Adoptée en mai 2021, la loi pour “une sécurité globale préservant les libertés”  incarne cette tendance. Présentée par le gouvernement français comme devant créer un “continuum de sécurité”  via plus de prérogatives pour les agents de police municipale et un recours facilité à des moyens techniques (drones, caméras-piétons, vidéosurveillance), plusieurs dispositions furent finalement censurées par le Conseil Constitutionnel car jugées trop liberticides. Ainsi le délit de “provocation à l’identification des forces de l’ordre”, qui avait conduit des centaines de milliers de personnes à défiler en France, a-t-il été supprimé, comme l’usage généralisé des drones. 

Autre loi ayant eu un impact fort sur le mouvement social : la loi dite “séparatisme” , estimée par de nombreux juristes comme la loi la plus sécuritaire du quinquennat Macron. Celle-ci a notamment élargi les possibilités de dissolution administrative des associations. Depuis 2021, la législation prévoit désormais que le gouvernement puisse dissoudre toutes les associations ou groupements de fait “qui provoquent à des agissements violents à l’encontre des personnes ou des biens” . C’est ce motif qui sera utilisé en juin 2023  pour justifier la dissolution du mouvement écologiste Les Soulèvements de la Terre - une première dans l’histoire de la Ve République. Le Conseil d'Etat annulera cette dissolution. 

Enfin, cette volonté politique s’est également traduite par la tentative de bâillonner l’une des associations les plus emblématiques en France : la Ligue des droits de l’homme (LDH), fondée en 1898. En avril 2023 le gouvernement avait questionné certaines “prises de position” de la LDH, suite au déploiement d’observateurs citoyens pour documenter le dispositif de maintien de l'ordre lors de manifestations très surveillées – et réprimées – à Sainte-Soline. Le ministre de l'Intérieur Gérald Darmanin avait déclaré s' interroger sur les subventions qui étaient accordées à la LDH par l'Etat. 

Regagner la bataille culturelle 

Le lien avec les partis politiques doit également permettre de faire émerger les idées portées par la société civile. “On sait que les députés regardent de près ce que produit le milieu associatif, en termes de discours et de propositions. Il existe une perméabilité, notamment avec les partis de gauche, mais on sent que les associations mettent de moins en moins d’espoir dans les partis pour être des chambres d'écho car ceux-ci sont trop préoccupés par leur propre stratégie électorale. Il y a également une crainte de la société civile d'apparaître partisane et d'être récupérée”, explique Jean-Marie Fardeau. 

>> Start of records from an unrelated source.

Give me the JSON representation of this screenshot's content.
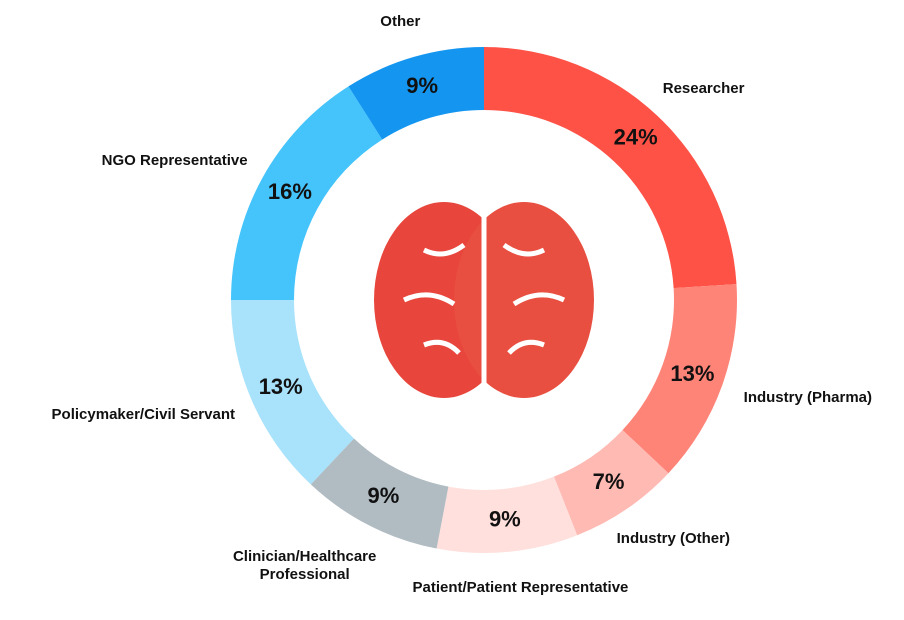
{
  "chart_data": {
    "type": "pie",
    "donut": true,
    "categories": [
      "Researcher",
      "Industry (Pharma)",
      "Industry (Other)",
      "Patient/Patient Representative",
      "Clinician/Healthcare Professional",
      "Policymaker/Civil Servant",
      "NGO Representative",
      "Other"
    ],
    "values": [
      24,
      13,
      7,
      9,
      9,
      13,
      16,
      9
    ],
    "value_labels": [
      "24%",
      "13%",
      "7%",
      "9%",
      "9%",
      "13%",
      "16%",
      "9%"
    ],
    "colors": [
      "#ff5247",
      "#ff8478",
      "#ffbab3",
      "#ffe0dd",
      "#b0bbc2",
      "#a8e2fb",
      "#45c4fc",
      "#1496f0"
    ]
  }
}
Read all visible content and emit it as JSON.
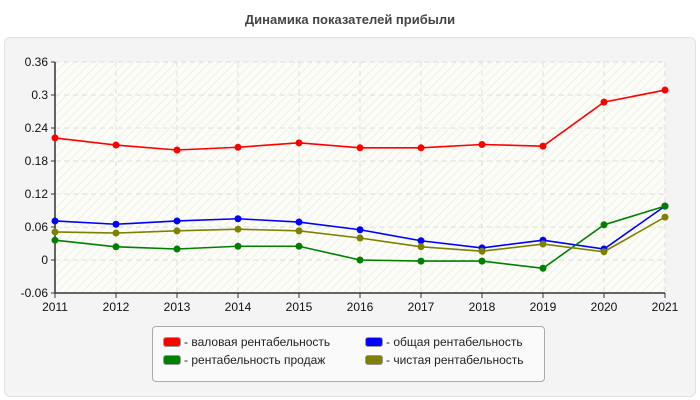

Sans compter la délégitimation des corps intermédiaires renforcée ces dernières années par de nombreuses lois de détricotage des instances sociales et syndicales, à commencer par les “ordonnances Macron” dès 2017 ayant assoupli les modalités de négociation en entreprise sans délégué syndical. 

“Nous qui sommes dedans, on voit comment ce milieu est organisé, on fait ce qu’on peut mais le rouleau compresseur est très violent et on ne parvient pas toujours à s'opposer aux outils législatifs. En 2020, la dissolution du CCIF (Collectif contre l’islamophobie en France) est passée comme une lettre à la poste, alors que c’est une catastrophe pour les personnes musulmanes. Ce sont des crans et des cliquets qui passent et c’est ensuite très difficile de retourner en arrière. Il faut donc être prêt à une bataille culturelle qui va durer des années”, conclut le délégué de VoxPublic.